Книга 57 Глава 6 – Вселенская Любовь как одно целое

Переводчик: Фокс Уся

В утреннем свете Сюй Цзилинь стоял на носу, любуясь красивыми и трогательными горами и водами [то есть пейзажами] юга.

Ко Чжун подошел к нему и сказал: “Осталось еще около двух сиченей, а потом я смогу увидеть Чжижи. Что я должен сказать ей в первую очередь? Например, у меня есть для тебя большой подарок. Нет! Это будет слишком дешево! Я должен быть немного скромным, как Нин Даоци, сказав что-то вроде того, что я пришел в Линнань специально, чтобы попросить прощения у Чжижи. Да! Это не похоже на мой обычный стиль. Ха! Почему ты мне не отвечаешь? Ах, я знаю! Вы думаете о проблеме с Ши Фейсюанем и Ши Цинсюанем. Да! Это называется легким для понимания, но трудным для применения на практике, я полностью осознаю, что не должен думать о Шан Сюфане, но мое сердце не оправдывает ожиданий”.

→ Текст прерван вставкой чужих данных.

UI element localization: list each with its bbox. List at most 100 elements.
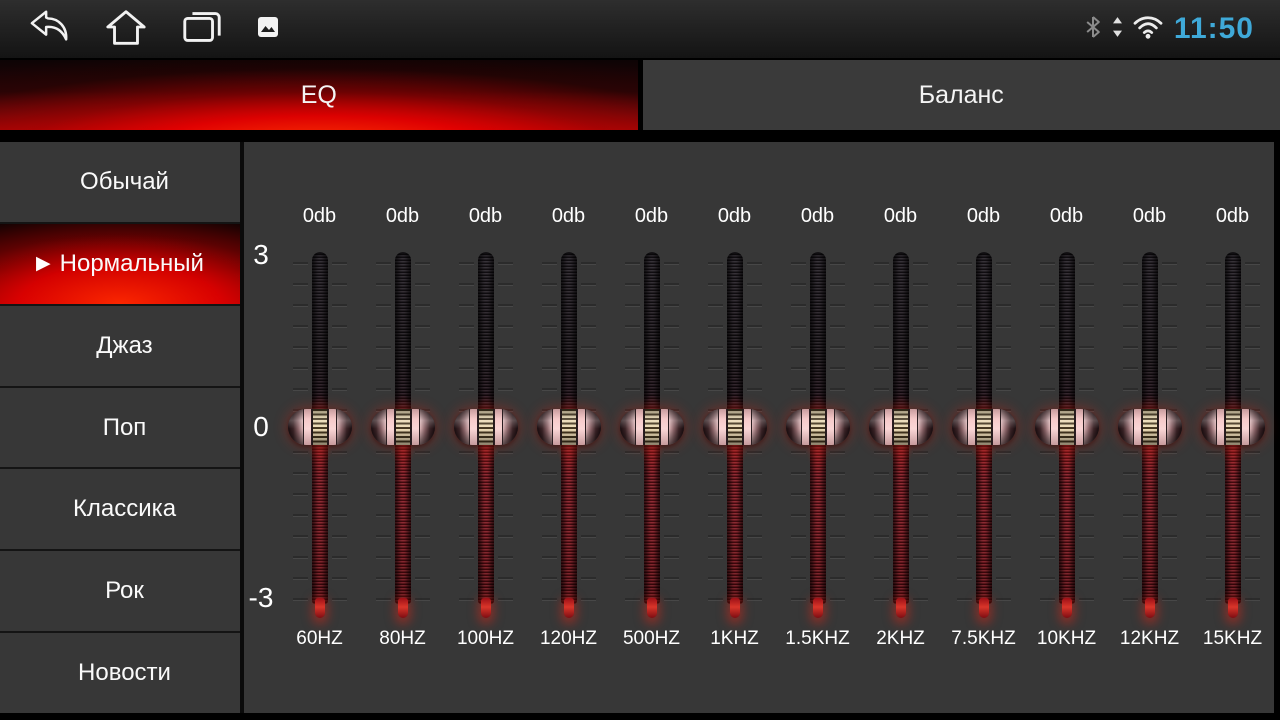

Сюй Цзилинь недовольно сказал: “Люди всегда немного более оптимистичны и энергичны, когда они только что встали с постели, Шиминь Сюн еще не встал?”

Ко Чжун засмеялся и сказал: “Не меняй тему, о чем оптимистично и энергично думали твои маленькие мозги?”

Показав задумчивый взгляд, Сюй Цзилинь сказал: “Я думал о слове, которое часто слетает с губ Ши Чжисюаня, которое состоит из двух символов «ру вэй» [до мельчайших деталей/мелко и подробно]».

Тупо уставившись, Ко Чжун сказал: “Оказывается, ты думал о проблеме в изучении боевых искусств; просто считай, что я обвиняю тебя неправильно. Я тоже слышал, как Ши Чжисюань говорил это, но это было использовано для того, чтобы высмеять мое мастерство в боевом искусстве, которое еще не достигло идеального уровня. Я также слышал, как Сон Ке упоминал об этом. Хм! ‘Ру вэй»? Что это значит?”

Сюй Цзилинь посмотрел на него, его глаза светились странным светом мудрости, он равнодушно произнес: “Это должно относиться к какой-то тайне внутри таинственного царства, скрытого внутри человеческого тела после того, как оно сольется с сокровищницей, царством, которое могут понять только мастера боевых искусств Ши Чжисюань, калибра Сун Цюэ”. [Примечание переводчика: слово «бао ку» можно перевести как сокровищница или сокровищница, часто используемое в переносном смысле для обозначения книги сокровенной мудрости.]

Потрясенный Ко Чжун сказал: “Хорошо сказано, Сун Цюэ часто говорил, что небо, земля и человек-одно. Говоря о человеке, не имеет ли он в виду сокровищницу внутри человеческого тела? Имея метод, но без какого-либо метода, получаешь саблю [или клинок], но потом забываешь о сабле. После того, как небо, земля и человек станут единым целым, человек больше не человек, теперь это можно считать подлинной Луной в царстве Колодца. Ни пустым, ни реальным [или твердым], ни реальным, ни иллюзорным”.

Эмоционально тронутый Сюй Цзилинь сказал: “Ты, техника владения саблей этого ребенка, кажется, совершила еще один прорыв, по крайней мере, с точки зрения сферы, она немного выше, чем раньше”.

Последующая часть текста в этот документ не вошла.